Javid: Anti-democratic strike assault is our top priority

LAWS allowing bosses to bus in scabs from employment agencies will be fast-tracked by the new Tory government, Business Secretary Sajid Javid bragged yesterday.

Employers are currently banned from drafting in temporary agency staff to blackleg during legal strike action.

But — to cheers from the CBI big business lobby — Mr Javid promised that the anti-democratic attack on workers would be one of the first laws of the new Parliament.

“That’s something we’ll give more detail on in the Queen’s Speech but it will be a priority,” he told BBC Radio 4’s Today programme. 

Plans to impose a 50 per cent turnout threshold on all strike ballots and require 40 per cent of all eligible voters to back strike action in essential services will also be included in the legislation. 

Mr Javid insisted “we need to update our strike laws” but is refusing to move away from arcane postal ballots and allow union members to vote online. 

PCS union leader Mark Serwotka said the policy is both “vindictive and hypocritical” given that just 24 per cent of the electorate backed the Tories. 

Thatcherite Mr Javid announced his attack union rights before the first all-Tory Cabinet for 18 years had even met for the first time.

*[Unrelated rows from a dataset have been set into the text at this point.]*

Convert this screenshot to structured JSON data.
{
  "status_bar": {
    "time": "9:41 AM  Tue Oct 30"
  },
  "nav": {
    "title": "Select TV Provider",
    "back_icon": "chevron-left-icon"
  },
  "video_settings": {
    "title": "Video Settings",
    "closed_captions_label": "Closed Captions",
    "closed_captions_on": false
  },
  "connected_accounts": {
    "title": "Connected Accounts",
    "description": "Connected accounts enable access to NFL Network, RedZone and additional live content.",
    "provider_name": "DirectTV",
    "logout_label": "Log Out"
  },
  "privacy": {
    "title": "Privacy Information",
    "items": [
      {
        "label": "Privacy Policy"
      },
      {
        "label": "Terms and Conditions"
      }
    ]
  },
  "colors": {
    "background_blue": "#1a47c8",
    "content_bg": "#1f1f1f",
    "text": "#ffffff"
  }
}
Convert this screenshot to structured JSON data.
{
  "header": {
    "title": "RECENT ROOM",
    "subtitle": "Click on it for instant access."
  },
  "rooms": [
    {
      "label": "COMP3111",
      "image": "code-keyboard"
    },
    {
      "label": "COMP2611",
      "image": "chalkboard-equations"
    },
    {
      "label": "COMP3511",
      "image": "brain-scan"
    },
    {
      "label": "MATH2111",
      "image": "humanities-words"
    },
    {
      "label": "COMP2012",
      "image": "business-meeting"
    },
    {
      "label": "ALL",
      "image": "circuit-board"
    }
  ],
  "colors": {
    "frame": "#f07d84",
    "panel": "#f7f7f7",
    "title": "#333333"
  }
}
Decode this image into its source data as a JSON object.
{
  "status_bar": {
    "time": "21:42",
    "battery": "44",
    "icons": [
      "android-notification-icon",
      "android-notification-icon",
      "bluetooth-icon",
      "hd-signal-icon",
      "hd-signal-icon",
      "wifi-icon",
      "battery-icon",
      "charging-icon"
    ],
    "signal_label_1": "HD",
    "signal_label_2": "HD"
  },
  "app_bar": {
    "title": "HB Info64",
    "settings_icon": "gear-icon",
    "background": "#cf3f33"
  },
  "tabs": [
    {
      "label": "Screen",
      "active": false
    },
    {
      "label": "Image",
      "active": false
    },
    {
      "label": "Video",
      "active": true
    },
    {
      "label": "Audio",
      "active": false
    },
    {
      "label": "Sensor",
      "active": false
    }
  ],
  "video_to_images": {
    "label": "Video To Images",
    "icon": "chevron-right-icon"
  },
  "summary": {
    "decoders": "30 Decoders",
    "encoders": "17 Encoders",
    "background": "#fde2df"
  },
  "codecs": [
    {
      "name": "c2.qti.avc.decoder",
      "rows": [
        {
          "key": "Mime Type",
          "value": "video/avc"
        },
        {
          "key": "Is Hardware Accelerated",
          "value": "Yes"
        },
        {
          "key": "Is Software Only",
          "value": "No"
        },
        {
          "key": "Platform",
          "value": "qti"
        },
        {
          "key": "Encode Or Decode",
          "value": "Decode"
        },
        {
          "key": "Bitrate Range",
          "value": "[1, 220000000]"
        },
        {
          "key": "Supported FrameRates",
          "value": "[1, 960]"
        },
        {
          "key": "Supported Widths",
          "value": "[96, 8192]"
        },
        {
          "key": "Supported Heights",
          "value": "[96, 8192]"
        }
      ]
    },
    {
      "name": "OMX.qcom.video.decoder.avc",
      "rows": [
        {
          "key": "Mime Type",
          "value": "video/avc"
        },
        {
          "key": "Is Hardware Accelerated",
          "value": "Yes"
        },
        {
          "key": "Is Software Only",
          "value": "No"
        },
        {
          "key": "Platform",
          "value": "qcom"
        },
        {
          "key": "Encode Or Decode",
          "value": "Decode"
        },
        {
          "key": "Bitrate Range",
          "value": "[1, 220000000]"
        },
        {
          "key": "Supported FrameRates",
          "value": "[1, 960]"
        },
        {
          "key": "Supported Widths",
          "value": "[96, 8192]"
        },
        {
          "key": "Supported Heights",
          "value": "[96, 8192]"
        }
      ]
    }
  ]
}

Unite assistant general secretary Steve Turner said: “The divisive face of Conservatism has not taken long to reveal itself.

“It is a terrible shame and a big mistake that one of the government’s first acts is to attempt to reduce rights for working people that even past Tory administrations have upheld.”

Unison general secretary Dave Prentis added: “Bad employers will be rubbing their hands together in glee, safe in the knowledge that they can now pretty much treat their staff as they choose.”

That didn’t stop Prime Minister David Cameron claiming that the Tories are the “real party of working people.”

Setting out his vision to ministers at Downing Street yesterday, he said: “Some pundits might call it ‘blue-collar Conservatism,’ or being on the side of hard-working taxpayer.

“I would call it being the real party of working people.”

TUC leader Frances O’Grady said though that the Tory’s strike laws show “this is a government not so much on the side of hard-working people but Britain’s worst bosses.”

She said making legal strikes “close to impossible” would leave union negotiators with “no more power than Oliver Twist when he asked for more.

“After five years of falling living standards the prospects for decent pay rises have just got a whole lot worse,” she predicted.

The Morning Star revealed last month how the Tories’ strike threshold could breach International Labour Organisation conventions.

Mr Javid this week appointed Tory MP Nick Boles as a deputy minister with “responsibility for trade union and employment law.”

John Hendy QC warned yesterday that the Tory plans to scrap the Human Rights Act and pull out of the European Convention on Human Rights could prevent a legal challenge. “This just increases the power of management and diminishes the power of unions,” he told the Star.

“Unions are going to have to think very, very carefully about what their reaction to this is going to be.

“It is going to make it almost, but not quite impossible to take lawful industrial action.”